Grammar Boosting: A New Technique for Proving Lower Bounds for Computation over Compressed Data

Grammar compression is a general compression framework in which a string $T$ of length $N$ is represented as a context-free grammar of size $n$ whose language contains only $T$. In this paper, we focus on studying the limitations of algorithms and data structures operating on strings in grammar-compressed form. Previous work focused on proving lower bounds for grammars constructed using algorithms that achieve the approximation ratio $\rho=\mathcal{O}(\text{polylog }N)$. Unfortunately, for the majority of grammar compressors, $\rho$ is either unknown or satisfies $\rho=\omega(\text{polylog }N)$. In their seminal paper, Charikar et al. [IEEE Trans. Inf. Theory 2005] studied seven popular grammar compression algorithms: RePair, Greedy, LongestMatch, Sequential, Bisection, LZ78, and $\alpha$-Balanced. Only one of them ($\alpha$-Balanced) is known to achieve $\rho=\mathcal{O}(\text{polylog }N)$. We develop the first technique for proving lower bounds for data structures and algorithms on grammars that is fully general and does not depend on the approximation ratio $\rho$ of the used grammar compressor. Using this technique, we first prove that $\Omega(\log N/\log \log N)$ time is required for random access on RePair, Greedy, LongestMatch, Sequential, and Bisection, while $\Omega(\log\log N)$ time is required for random access to LZ78. All these lower bounds hold within space $\mathcal{O}(n\text{ polylog }N)$ and match the existing upper bounds. We also generalize this technique to prove several conditional lower bounds for compressed computation. For example, we prove that unless the Combinatorial $k$-Clique Conjecture fails, there is no combinatorial algorithm for CFG parsing on Bisection (for which it holds $\rho=\tilde{\Theta}(N^{1/2})$) that runs in $\mathcal{O}(n^c\cdot N^{3-\epsilon})$ time for all constants $c>0$ and $\epsilon>0$. Previously, this was known only for $c<2\epsilon$.

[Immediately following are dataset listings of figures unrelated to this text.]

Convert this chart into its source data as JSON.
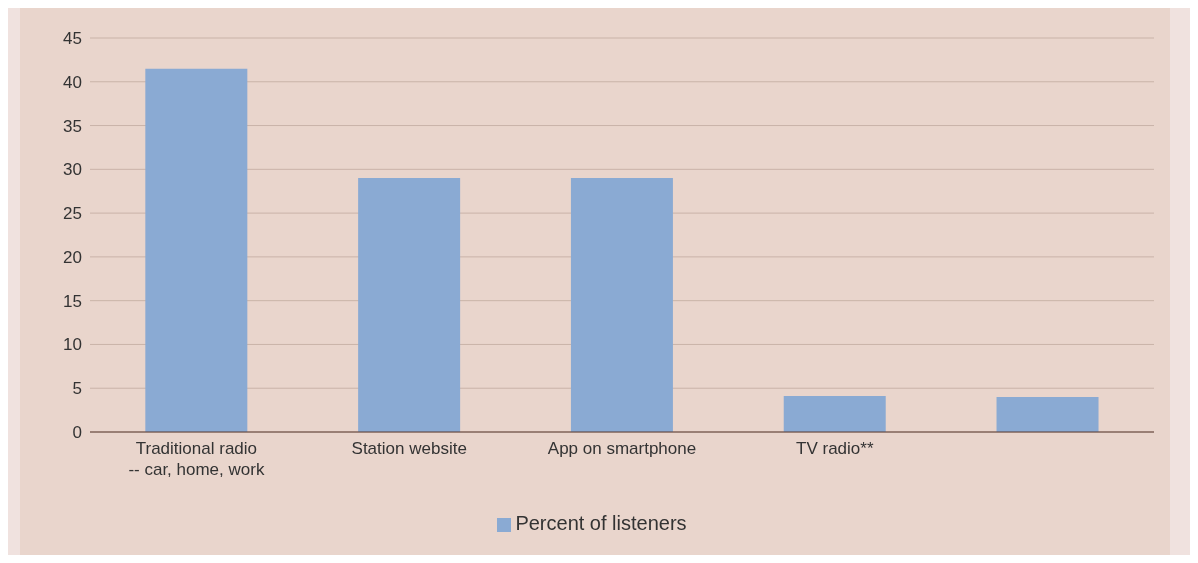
{
  "chart_data": {
    "type": "bar",
    "categories": [
      "Traditional radio -- car, home, work",
      "Station website",
      "App on smartphone",
      "TV radio**",
      null
    ],
    "series": [
      {
        "name": "Percent of listeners",
        "color": "#8aaad3",
        "values": [
          41.5,
          29,
          29,
          4.1,
          4
        ]
      }
    ],
    "ylim": [
      0,
      45
    ],
    "yticks": [
      0,
      5,
      10,
      15,
      20,
      25,
      30,
      35,
      40,
      45
    ],
    "grid": "y",
    "legend": "bottom"
  }
}
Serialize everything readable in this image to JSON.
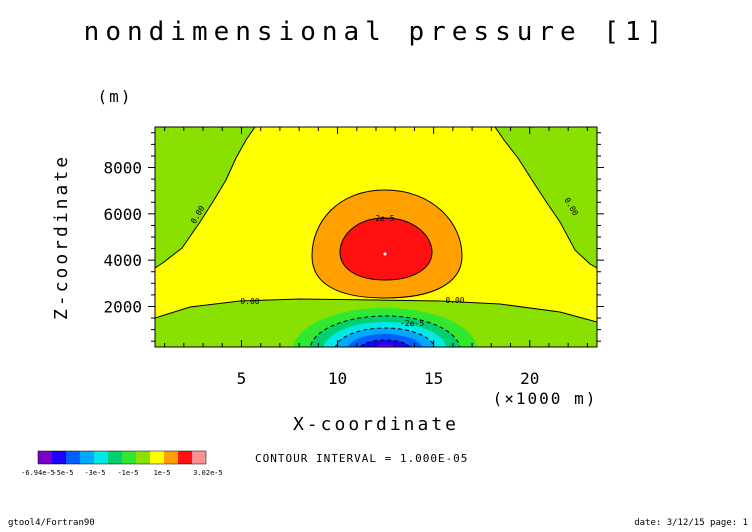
{
  "chart_data": {
    "type": "contour",
    "title": "nondimensional pressure [1]",
    "xlabel": "X-coordinate",
    "xunit": "(×1000 m)",
    "ylabel": "Z-coordinate",
    "yunit": "(m)",
    "xlim": [
      0.5,
      23.5
    ],
    "ylim": [
      250,
      9750
    ],
    "x_ticks": [
      5,
      10,
      15,
      20
    ],
    "x_tick_labels": [
      "5",
      "10",
      "15",
      "20"
    ],
    "y_ticks": [
      2000,
      4000,
      6000,
      8000
    ],
    "y_tick_labels": [
      "2000",
      "4000",
      "6000",
      "8000"
    ],
    "contour_interval_label": "CONTOUR INTERVAL = 1.000E-05",
    "contour_labels": [
      "0.00",
      "0.00",
      "0.00",
      "0.00",
      "2e-5",
      "-2e-5"
    ],
    "max_location": {
      "x": 12.5,
      "z": 4300
    },
    "min_location": {
      "x": 12.5,
      "z": 250
    },
    "colorbar": {
      "colors": [
        "#7a00c8",
        "#2000ff",
        "#0060ff",
        "#00a8ff",
        "#00e8e8",
        "#00d070",
        "#30e830",
        "#8ae000",
        "#ffff00",
        "#ffa000",
        "#ff1010",
        "#ff9090"
      ],
      "tick_labels": [
        "-6.94e-5",
        "-5e-5",
        "-3e-5",
        "-1e-5",
        "1e-5",
        "3.02e-5"
      ]
    }
  },
  "footer": {
    "left": "gtool4/Fortran90",
    "right": "date: 3/12/15 page: 1"
  }
}
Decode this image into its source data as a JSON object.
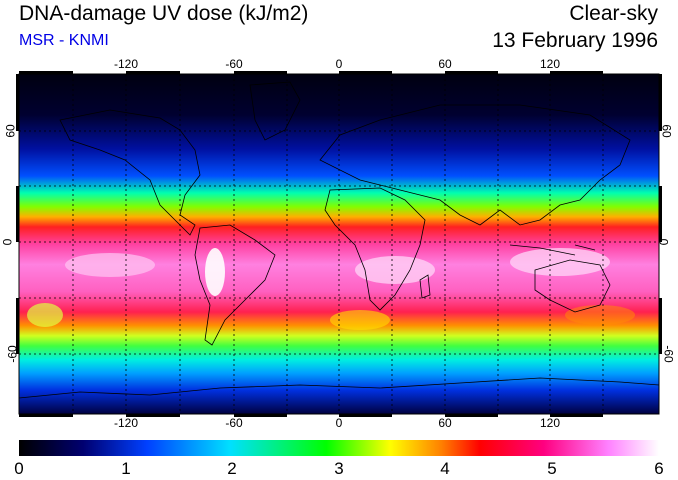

翻译：语法压缩是一种通用压缩框架，其中长度为$N$的字符串$T$被表示为大小为$n$的上下文无关文法，其语言仅包含$T$。本文聚焦于研究以语法压缩形式操作字符串的算法与数据结构的局限性。已有工作主要针对通过能达到近似比$\rho=\mathcal{O}(\text{polylog }N)$的算法构建的语法证明下界。然而，对于大多数语法压缩器，$\rho$要么未知，要么满足$\rho=\omega(\text{polylog }N)$。在其开创性论文中，Charikar等[IEEE Trans. Inf. Theory 2005]研究了七种流行的语法压缩算法：RePair、Greedy、LongestMatch、Sequential、Bisection、LZ78和$\alpha$-Balanced。其中仅$\alpha$-Balanced已知能达到$\rho=\mathcal{O}(\text{polylog }N)$。我们首次提出一种完全通用的语法数据结构和算法下界证明技术，该技术不依赖于所用语法压缩器的近似比$\rho$。利用该技术，我们首先证明：在RePair、Greedy、LongestMatch、Sequential和Bisection上实现随机访问需要$\Omega(\log N/\log \log N)$时间，而在LZ78上实现随机访问则需要$\Omega(\log\log N)$时间。这些下界均在空间$\mathcal{O}(n\text{ polylog }N)$内成立，并与现有上界匹配。我们进一步推广该技术，证明了压缩计算的若干条件下界。例如，我们证明除非组合$k$-团猜想不成立，否则不存在针对Bisection（其$\rho=\tilde{\Theta}(N^{1/2})$）的CFG解析的组合算法能在$\mathcal{O}(n^c\cdot N^{3-\epsilon})$时间内运行，对所有常数$c>0$和$\epsilon>0$成立。此前这一结论仅对$c<2\epsilon$成立。